Despite the inroads pay-per-click has made, pay-per-view doesn’t look like it will die any time soon, either. In any case, the problem is broadly applicable to pay-per-click ads too — it’s just that the effects are felt more directly with pay-per-view. (3) doesn’t look likely. Moving beyond ads, the industry has failed to produce subscription models which work cross-publisher in any sort of sensible fashion, which makes a paywall unworkable for the vast numbers of smaller sites out there.
(4) is fairly likely, but one everybody wants to avoid.
Thus, we are left with (2): people stop using and installing ad-blocking software.
One way for this to happen is for publishers to convince people to, rather than using ad-blocking software, simply not visit sites which have ‘bad’ ads. In theory, this could be the most effective means of killing off bad ads. There are some spanners in the works, though:
- It suffers from the same problems as option (1) above.
- Lots of sites get their traffic from search results. People don’t look at URLs when they’re handing over credit card information, how are you going to convince them to pay attention to destination URLs on a page of search results? And, more importantly, how will people remember which sites to avoid?
- How on earth will you convince them that this is better than just running adblock software in the (very long) period before the ‘bad’ ads die?
I can’t forsee any way around these practical issues, as nice as the idea is. I wouldn’t want to bet my income on it, put it that way. Attempting to change public behaviour wholesale requires a massive amount of effort, and even then there’s a huge chance of failure.
That leaves only one other option: for the content publishing industry to kill the sorts of ads which drive people to ad-blocking software, from within. There are two reasons for this: first, they have a vested interest in seeing this happen — it’s their revenues on the line, and second, it’s about the only thing left to try which stands any realistic chance of success.
And so, if the content publish industry wishes to preserve its pay-per-view revenue, it only has one choice: collectively apply pressure on the ad brokers and other sites who serve up ‘bad’ ads. As much as the publishers need the ads and their brokers, the brokers need the decent sites to place the ads on. If this smells suspiciously like a form of self-regulation, you’d be right — but it’s something that only self-regulation can solve; it’s not an issue which is worthy of a more onerous regime, and it’s one which works best if everybody pulls together (and there’s nothing like the threat of revenue drying up to bring about a spirit of cooperation).

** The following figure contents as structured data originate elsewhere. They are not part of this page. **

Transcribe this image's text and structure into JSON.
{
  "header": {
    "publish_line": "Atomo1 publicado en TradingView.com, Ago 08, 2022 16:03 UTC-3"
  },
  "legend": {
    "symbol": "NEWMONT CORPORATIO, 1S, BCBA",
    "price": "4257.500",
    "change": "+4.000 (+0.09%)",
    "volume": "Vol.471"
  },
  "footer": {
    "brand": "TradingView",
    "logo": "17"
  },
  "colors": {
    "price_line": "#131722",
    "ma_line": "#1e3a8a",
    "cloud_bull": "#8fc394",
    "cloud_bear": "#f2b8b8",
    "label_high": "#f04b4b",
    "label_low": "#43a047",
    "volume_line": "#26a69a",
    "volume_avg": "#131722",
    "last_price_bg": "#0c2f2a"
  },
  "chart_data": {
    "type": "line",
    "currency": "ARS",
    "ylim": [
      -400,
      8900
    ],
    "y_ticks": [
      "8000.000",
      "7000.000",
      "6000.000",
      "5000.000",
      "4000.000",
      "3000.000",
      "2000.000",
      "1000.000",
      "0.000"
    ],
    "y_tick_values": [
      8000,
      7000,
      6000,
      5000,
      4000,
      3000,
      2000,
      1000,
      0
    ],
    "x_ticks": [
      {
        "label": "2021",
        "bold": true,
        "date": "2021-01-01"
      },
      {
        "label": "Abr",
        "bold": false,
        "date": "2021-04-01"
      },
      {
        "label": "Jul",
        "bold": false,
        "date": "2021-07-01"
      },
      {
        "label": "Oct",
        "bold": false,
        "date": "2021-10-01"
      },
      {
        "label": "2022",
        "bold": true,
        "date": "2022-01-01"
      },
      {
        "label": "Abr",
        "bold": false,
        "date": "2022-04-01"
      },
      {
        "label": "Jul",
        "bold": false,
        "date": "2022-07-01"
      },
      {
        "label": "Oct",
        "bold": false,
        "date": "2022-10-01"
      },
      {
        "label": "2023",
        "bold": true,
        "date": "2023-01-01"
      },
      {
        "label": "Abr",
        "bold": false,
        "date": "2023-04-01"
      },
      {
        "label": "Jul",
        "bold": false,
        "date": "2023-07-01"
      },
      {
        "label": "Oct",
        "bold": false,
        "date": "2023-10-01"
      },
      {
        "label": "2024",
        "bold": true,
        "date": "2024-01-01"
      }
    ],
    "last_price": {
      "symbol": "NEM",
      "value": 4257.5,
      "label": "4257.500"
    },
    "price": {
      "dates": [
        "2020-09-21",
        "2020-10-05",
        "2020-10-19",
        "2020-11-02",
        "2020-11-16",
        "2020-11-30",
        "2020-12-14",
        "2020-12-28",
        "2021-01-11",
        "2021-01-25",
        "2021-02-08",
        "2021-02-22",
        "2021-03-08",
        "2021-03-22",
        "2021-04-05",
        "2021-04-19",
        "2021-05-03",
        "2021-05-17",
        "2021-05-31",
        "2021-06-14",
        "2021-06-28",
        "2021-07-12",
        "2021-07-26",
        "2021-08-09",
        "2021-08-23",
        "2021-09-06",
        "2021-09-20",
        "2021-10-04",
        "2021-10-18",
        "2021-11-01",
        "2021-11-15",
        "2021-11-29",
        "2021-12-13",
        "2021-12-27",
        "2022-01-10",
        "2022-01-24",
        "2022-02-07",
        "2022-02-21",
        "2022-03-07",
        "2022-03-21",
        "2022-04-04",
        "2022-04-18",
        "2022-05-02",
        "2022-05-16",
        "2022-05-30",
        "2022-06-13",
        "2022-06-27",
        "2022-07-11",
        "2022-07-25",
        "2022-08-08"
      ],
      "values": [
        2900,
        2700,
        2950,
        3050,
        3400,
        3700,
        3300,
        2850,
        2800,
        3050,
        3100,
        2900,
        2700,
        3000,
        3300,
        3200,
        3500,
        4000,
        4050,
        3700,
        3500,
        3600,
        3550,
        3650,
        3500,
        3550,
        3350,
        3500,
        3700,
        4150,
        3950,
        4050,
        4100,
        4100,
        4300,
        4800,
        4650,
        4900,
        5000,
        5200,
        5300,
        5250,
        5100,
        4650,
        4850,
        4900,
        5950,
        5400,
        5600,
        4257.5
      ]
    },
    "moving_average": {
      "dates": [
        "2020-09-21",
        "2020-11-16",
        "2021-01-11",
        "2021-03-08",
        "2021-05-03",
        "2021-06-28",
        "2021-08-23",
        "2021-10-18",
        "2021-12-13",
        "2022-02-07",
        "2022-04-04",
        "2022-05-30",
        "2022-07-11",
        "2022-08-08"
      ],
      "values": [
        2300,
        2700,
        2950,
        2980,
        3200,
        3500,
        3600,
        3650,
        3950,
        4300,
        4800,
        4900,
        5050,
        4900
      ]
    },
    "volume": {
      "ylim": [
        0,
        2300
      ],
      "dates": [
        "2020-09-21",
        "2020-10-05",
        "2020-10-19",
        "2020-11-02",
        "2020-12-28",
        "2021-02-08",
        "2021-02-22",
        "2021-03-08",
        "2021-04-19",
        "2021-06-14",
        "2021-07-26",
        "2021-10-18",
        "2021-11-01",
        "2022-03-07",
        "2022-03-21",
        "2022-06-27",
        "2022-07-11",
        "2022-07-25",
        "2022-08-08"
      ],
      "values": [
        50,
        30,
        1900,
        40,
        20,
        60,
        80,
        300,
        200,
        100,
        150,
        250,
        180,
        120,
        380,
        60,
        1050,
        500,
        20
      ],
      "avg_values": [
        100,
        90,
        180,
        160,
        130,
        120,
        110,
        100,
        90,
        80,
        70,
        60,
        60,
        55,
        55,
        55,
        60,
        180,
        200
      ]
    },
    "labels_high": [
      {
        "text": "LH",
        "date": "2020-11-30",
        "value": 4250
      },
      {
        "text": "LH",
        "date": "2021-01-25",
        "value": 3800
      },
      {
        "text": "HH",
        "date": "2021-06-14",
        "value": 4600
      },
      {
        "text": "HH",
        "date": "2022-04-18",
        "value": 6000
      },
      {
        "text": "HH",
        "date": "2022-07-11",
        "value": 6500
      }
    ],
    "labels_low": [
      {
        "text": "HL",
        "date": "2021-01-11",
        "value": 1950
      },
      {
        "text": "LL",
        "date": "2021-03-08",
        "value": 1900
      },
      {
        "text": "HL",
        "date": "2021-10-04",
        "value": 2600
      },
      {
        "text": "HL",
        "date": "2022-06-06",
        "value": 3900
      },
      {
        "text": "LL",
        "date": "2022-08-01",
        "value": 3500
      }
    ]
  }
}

You might question why the onus should be on the publishers to do this, and there’s no good answer to this question: the onus shouldn’t be on the publishers to do it. However, if the publishers want to preserve their current revenue streams, the only thing they can do which actually stands a realistic prospect of success is working together to make the ‘bad’ ads — which keep ad-blocking software from obsolescence — a thing of the past.
(Addendum: you can substitute “pay-per-impression” for “pay-per-view” above, if you wish, as that’s what’s actually being paid for. There’s then an argument that you could adjust ad-blockers to still load ads, but hide using CSS overrides and that this would be some value of “better” — some ad-blocking solutions do this, in fact. This has two consequences: bad ads get more audacious in attempts to evade the more trivial filters, which serves to drive people back to more effective blocking schemes; and worse, the value of an impression is scaled downward to account for the fact that a not entirely insignificant proportion of people never come close to seeing the ads out of the corners of their eyes).